O estudo do tema que nos propomos analisar, não obstante as razões apontadas, é deveras aliciante.Portanto, ao assumir um papel preponderante no contexto descrito, a CP constitui um tema do maior interesse e actualidade, que em nossa opinião merece ser alvo de análise, debate, reflexão etc., contribuindo, deste modo, para a sua divulgação e aperfeiçoamento.

Uma vez que a contabilidade orçamental (tradicional) não presta toda a informação necessária nos dias que correm, quer aos gestores e dirigentes quer também ao país, vamos analisar o Plano Oficial de Contabilidade Pública (POCP), aprovado pelo D.L. 232/97, de 3 de Setembro. Este plano, estamos certos, poderá vir a tornar-se uma poderosa ferramenta de gestão logo que ultrapassadas algumas dificuldades que possam surgir na sua implementação.

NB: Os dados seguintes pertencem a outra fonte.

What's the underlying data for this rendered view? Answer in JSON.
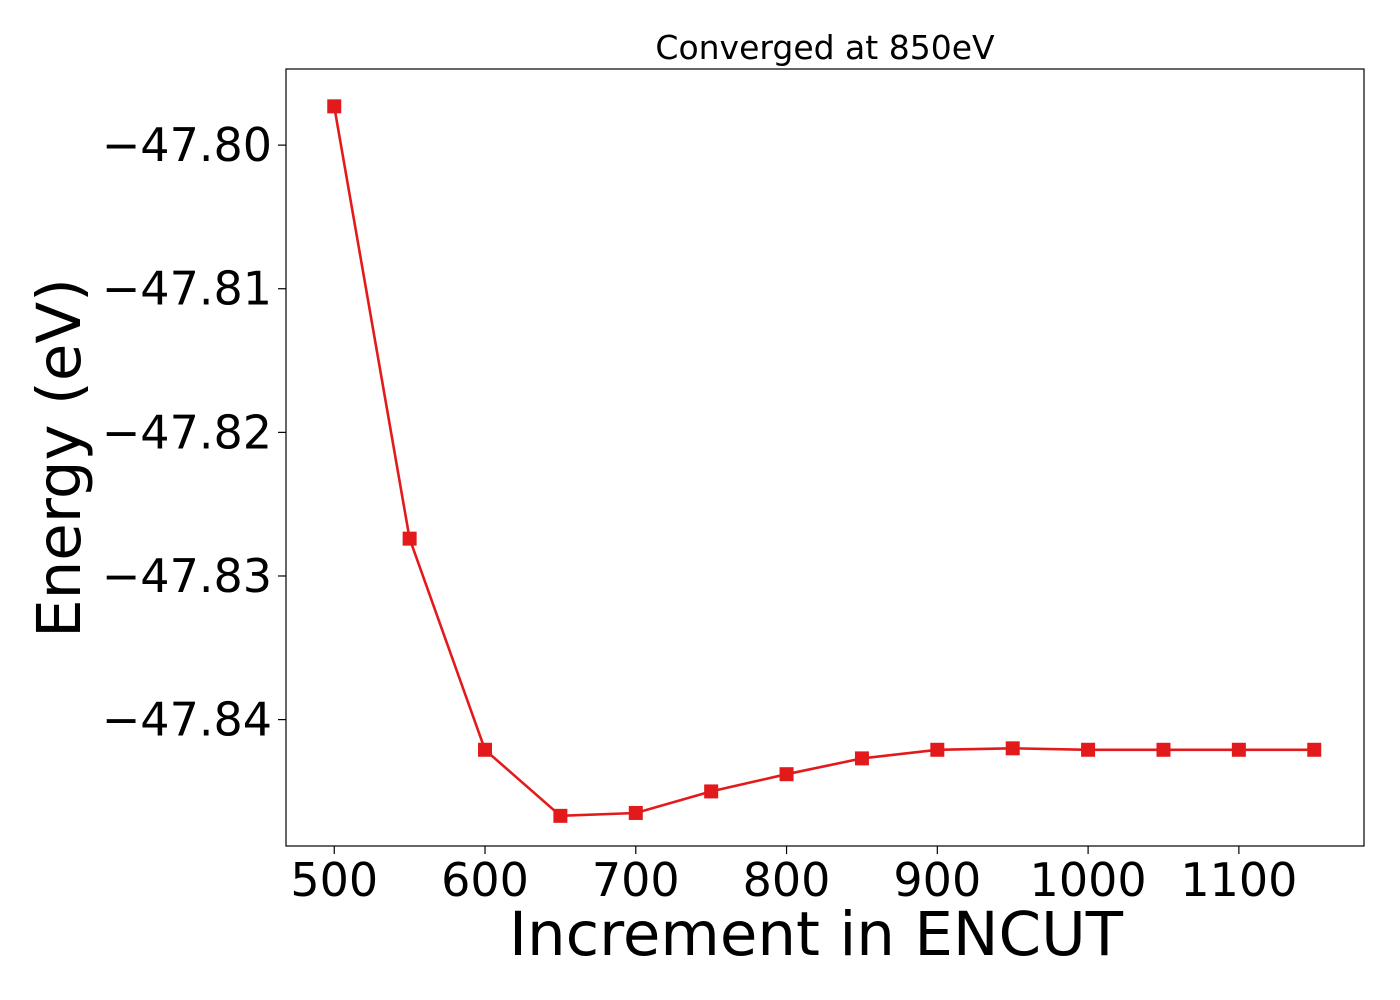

Em virtude de existirem determinadas especificidades e características nalguns subsectores da Administração Pública, foram aprovados planos sectoriais, em seqüência do POCP, pelo que vamos, também, proceder à sua análise.

Assim sendo, neste estudo, analisaremos a vertente tradicional da CP, não deixando, naturalmente, de apresentar o que em termos actuais se passa em matéria de informação financeira pública em Portugal.

1. FINANÇAS PÚBLICAS E FINANÇAS PRIVADAS - BREVE ABORDAGEM

Nas relações económicas que se estabelecem entre as pessoas e as instituições sociais de um lado e o Estado do outro, surge-nos o designado fenómeno financeiro, cientificamente definido como um fenómeno social.

A actividade financeira traduz-se, pois, pela utilização de meios económicos (escassos e passíveis de várias aplicações) pelas entidades públicas ou pelos cidadãos, com o objectivo de satisfazer necessidades. As Finanças Públicas, em face destas características, estarão necessariamente presentes.

Para que se possa efectuar uma aproximação ao conceito de Finanças Públicas, temos que, antes de mais, de o distinguir de um outro conceito com o qual muitas vezes é confundido: o de Finanças Privadas.

Por Finanças Privadas entendem-se todos os aspectos tipicamente monetários do financiamento da economia. As Finanças Públicas designam a actividade económica de um ente público, tendente a afectar bens à satisfação de necessidades que lhe estão confiadas.

De seguida, efectuaremos a distinção, de forma sucinta, entre Finanças Públicas e Finanças Privadas.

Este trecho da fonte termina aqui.